You’ll see that they’re of the form test.c. followed by a 3 digit number, followed by “t”, “i”, or “r”, then a suffix.

The precise numbering and suffixes of dump files varies from release to release of GCC, and the subset that gets emitted will vary depending on the optimization option you choose - there were 192 in the above example (GCC 10, with -O2).

The dump files show the state of GCC’s intermediate representation of the code at each “optimization pass”. The numbering roughly corresponds to a time-ordering of the states within the compiler, so that e.g. test.c.004t.original shows the initial state of the IR coming out of the C frontend, whilst test.c.320r.final shows the final state as assembler is written out. Beware, though that the “i” dumps are numbered out-of-order relative to the other “t” and “r” passes.

At a high level, cc1 works as follows.

Lexing

First the input source is “tokenized”, so that the stream of input characters is divided into a stream of tokens.
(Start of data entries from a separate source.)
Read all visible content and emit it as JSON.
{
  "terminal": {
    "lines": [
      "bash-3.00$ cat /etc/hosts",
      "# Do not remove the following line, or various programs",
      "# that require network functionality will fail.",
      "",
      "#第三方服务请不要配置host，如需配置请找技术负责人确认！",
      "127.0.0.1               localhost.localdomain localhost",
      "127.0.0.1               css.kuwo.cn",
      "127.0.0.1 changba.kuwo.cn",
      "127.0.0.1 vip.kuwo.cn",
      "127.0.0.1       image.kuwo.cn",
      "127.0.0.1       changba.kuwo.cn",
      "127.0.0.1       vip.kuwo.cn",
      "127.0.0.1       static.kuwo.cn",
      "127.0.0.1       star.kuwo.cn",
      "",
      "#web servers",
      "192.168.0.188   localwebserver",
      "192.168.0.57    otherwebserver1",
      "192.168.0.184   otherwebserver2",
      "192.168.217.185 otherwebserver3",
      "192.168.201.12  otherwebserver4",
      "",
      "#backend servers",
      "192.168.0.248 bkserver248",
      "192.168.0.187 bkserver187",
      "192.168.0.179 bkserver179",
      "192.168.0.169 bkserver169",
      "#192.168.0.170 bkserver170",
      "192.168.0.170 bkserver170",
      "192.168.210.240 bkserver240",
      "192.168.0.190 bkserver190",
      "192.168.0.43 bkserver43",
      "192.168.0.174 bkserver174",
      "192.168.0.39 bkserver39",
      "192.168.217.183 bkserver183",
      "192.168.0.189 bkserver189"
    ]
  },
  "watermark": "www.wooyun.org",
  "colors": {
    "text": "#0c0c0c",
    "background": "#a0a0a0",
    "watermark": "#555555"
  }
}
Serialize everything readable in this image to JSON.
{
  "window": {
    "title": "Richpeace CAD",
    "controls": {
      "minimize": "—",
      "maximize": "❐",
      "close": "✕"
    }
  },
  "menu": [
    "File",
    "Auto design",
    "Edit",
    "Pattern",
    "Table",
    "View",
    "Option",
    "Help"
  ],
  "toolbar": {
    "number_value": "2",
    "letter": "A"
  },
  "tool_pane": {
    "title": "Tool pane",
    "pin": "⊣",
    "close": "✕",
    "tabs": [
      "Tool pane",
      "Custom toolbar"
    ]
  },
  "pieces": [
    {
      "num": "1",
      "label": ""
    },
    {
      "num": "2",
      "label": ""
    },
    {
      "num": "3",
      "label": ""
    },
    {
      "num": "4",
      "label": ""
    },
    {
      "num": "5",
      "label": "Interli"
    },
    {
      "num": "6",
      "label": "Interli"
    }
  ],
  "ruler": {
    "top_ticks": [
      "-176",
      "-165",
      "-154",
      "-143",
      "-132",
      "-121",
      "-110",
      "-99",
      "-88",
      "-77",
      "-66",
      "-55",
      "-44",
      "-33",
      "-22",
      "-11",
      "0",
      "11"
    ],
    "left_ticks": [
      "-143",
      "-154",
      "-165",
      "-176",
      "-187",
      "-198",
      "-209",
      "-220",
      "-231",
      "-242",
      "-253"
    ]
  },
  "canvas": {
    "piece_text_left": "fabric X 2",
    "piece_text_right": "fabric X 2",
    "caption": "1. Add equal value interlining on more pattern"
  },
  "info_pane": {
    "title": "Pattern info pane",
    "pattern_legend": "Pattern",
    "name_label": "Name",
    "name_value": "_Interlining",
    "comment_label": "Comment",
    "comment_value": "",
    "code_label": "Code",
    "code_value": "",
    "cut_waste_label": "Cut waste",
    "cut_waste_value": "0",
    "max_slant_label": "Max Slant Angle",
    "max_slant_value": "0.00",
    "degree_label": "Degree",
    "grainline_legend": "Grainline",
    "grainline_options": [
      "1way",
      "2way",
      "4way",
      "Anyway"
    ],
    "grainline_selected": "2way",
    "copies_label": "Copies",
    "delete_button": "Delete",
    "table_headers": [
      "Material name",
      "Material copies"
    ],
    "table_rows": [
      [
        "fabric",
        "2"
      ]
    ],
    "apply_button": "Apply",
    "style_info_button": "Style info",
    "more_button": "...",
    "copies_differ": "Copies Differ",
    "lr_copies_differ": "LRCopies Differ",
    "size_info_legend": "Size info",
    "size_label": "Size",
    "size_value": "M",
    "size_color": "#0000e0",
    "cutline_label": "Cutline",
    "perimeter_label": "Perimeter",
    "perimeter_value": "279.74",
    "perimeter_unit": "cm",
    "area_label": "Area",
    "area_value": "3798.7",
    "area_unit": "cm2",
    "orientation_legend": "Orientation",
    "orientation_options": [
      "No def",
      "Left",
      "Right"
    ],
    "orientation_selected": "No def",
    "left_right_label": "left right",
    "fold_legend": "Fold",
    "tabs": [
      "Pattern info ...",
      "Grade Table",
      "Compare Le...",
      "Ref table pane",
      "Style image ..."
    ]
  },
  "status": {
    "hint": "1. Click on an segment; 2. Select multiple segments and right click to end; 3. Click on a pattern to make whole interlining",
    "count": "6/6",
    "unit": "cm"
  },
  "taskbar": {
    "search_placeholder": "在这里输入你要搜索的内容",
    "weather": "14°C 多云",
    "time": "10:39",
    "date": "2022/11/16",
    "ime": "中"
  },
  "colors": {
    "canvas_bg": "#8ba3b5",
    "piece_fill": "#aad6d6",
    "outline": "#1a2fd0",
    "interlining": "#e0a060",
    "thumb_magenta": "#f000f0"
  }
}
This is called “lexing”, and largely implemented in gcc in libcpp (which also implements the preprocessor - hence the name) so that e.g. we go from the sequence of characters:

return (b - c) * d;

to the sequence of tokens:

CPP_KEYWORD(RID_RETURN)
CPP_OPEN_PAREN
CPP_NAME("b")
CPP_MINUS
CPP_NAME("c")
CPP_CLOSE_PAREN
CPP_MULT
CPP_NAME("d")
CPP_SEMICOLON

annotated with information about where in the user’s source they occurred.

Parsing and the tree type

Next the frontend parses the tokens from a flat stream into a tree-like structure reflecting the grammar of the language (or complains about syntax errors or type errors, and bails out). Most warnings are implemented here, so if you’re interested in adding new warnings, this is the place to look. This stage uses gcc’s tree type. There may be frontend-specific kinds of node, in the tree but the frontend will convert these to a generic form, so that after each frontend the middle end “sees” a tree representation that we call generic (unless the frontend gave up due to a sufficiently serious error in the user’s code).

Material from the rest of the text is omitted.